SOSecure: Safer Code Generation with RAG and StackOverflow Discussions

Large Language Models (LLMs) are widely used for automated code generation. Their reliance on infrequently updated pretraining data leaves them unaware of newly discovered vulnerabilities and evolving security standards, making them prone to producing insecure code. In contrast, developer communities on Stack Overflow (SO) provide an ever-evolving repository of knowledge, where security vulnerabilities are actively discussed and addressed through collective expertise. These community-driven insights remain largely untapped by LLMs. This paper introduces SOSecure, a Retrieval-Augmented Generation (RAG) system that leverages the collective security expertise found in SO discussions to improve the security of LLM-generated code. We build a security-focused knowledge base by extracting SO answers and comments that explicitly identify vulnerabilities. Unlike common uses of RAG, SOSecure triggers after code has been generated to find discussions that identify flaws in similar code. These are used in a prompt to an LLM to consider revising the code. Evaluation across three datasets (SALLM, LLMSecEval, and LMSys) show that SOSecure achieves strong fix rates of 71.7%, 91.3%, and 96.7% respectively, compared to prompting GPT-4 without relevant discussions (49.1%, 56.5%, and 37.5%), and outperforms multiple other baselines. SOSecure operates as a language-agnostic complement to existing LLMs, without requiring retraining or fine-tuning, making it easy to deploy. Our results underscore the importance of maintaining active developer forums, which have dropped substantially in usage with LLM adoptions.
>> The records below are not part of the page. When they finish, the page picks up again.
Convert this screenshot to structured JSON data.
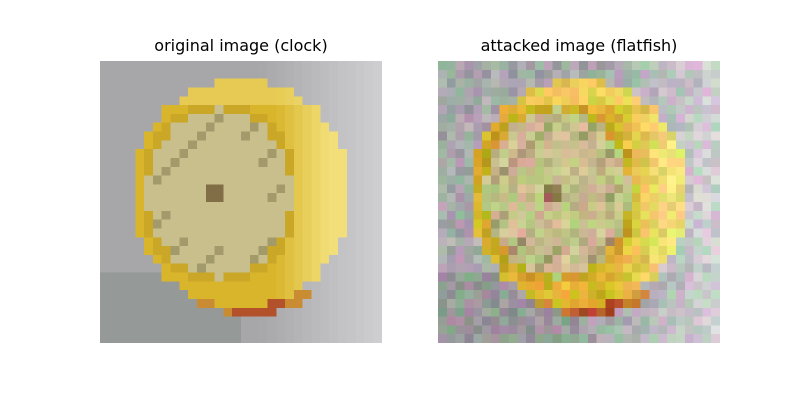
{
  "panels": [
    {
      "title": "original image (clock)",
      "label": "clock",
      "noise": 0
    },
    {
      "title": "attacked image (flatfish)",
      "label": "flatfish",
      "noise": 0.18
    }
  ],
  "palette": {
    "background": "#a7a7aa",
    "rim": "#d9b52c",
    "rim_highlight": "#f3df7a",
    "rim_shadow": "#a8861a",
    "face": "#c8bf8d",
    "face_dark": "#a39a6c",
    "base": "#c98c33",
    "base_red": "#b2512a",
    "shadow": "#7f8880"
  }
}
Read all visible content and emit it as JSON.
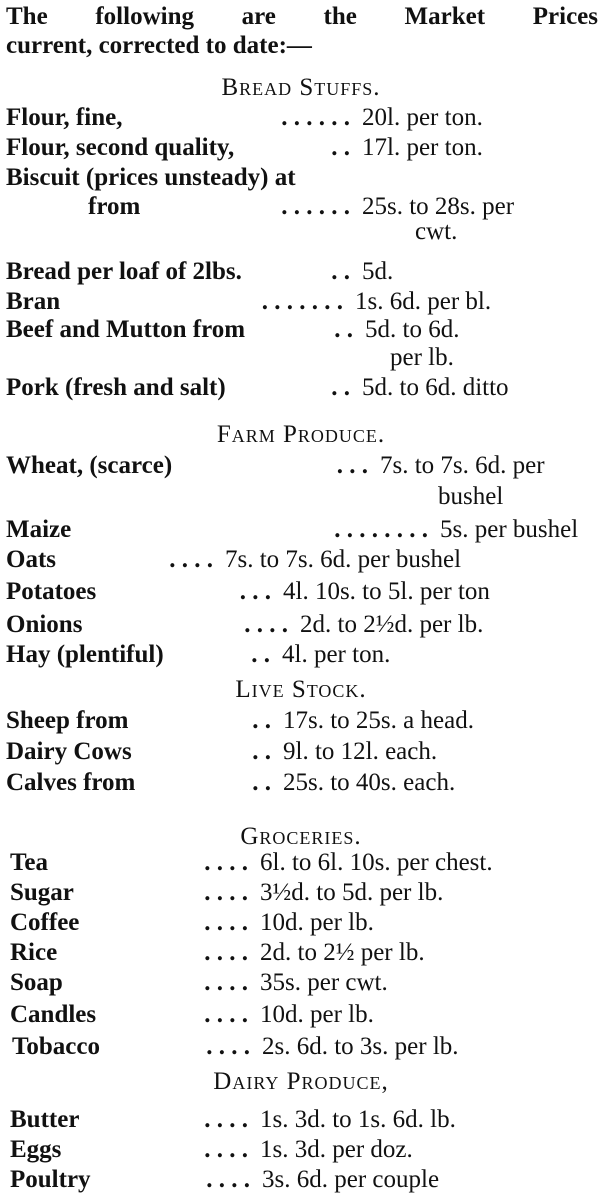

翻译：大型语言模型（LLM）被广泛用于自动化代码生成。然而，它们依赖于更新频率较低的预训练数据，导致其无法及时了解新发现的漏洞和不断演进的安全标准，从而容易生成不安全的代码。相比之下，Stack Overflow（SO）上的开发者社区提供了一个持续演进的知识库，其中通过集体专业知识积极讨论和解决安全漏洞问题。这些社区驱动的洞见在很大程度上尚未被LLM所利用。本文介绍了SOSecure，一个检索增强生成（RAG）系统，它利用SO讨论中蕴含的集体安全专业知识来提升LLM生成代码的安全性。我们通过提取明确识别漏洞的SO答案和评论，构建了一个专注于安全的知识库。与RAG的常见用法不同，SOSecure在代码生成后触发，以查找识别类似代码缺陷的讨论。这些信息被整合到提示中，供LLM参考以考虑修订代码。在三个数据集（SALLM、LLMSecEval和LMSys）上的评估表明，SOSecure分别实现了71.7%、91.3%和96.7%的高修复率，而相比之下，在没有相关讨论的情况下直接提示GPT-4的修复率仅为49.1%、56.5%和37.5%，并且SOSecure的表现优于多个其他基线方法。SOSecure作为现有LLM的语言无关补充，无需重新训练或微调，易于部署。我们的结果强调了维护活跃开发者论坛的重要性，尽管随着LLM的采用，这些论坛的使用量已大幅下降。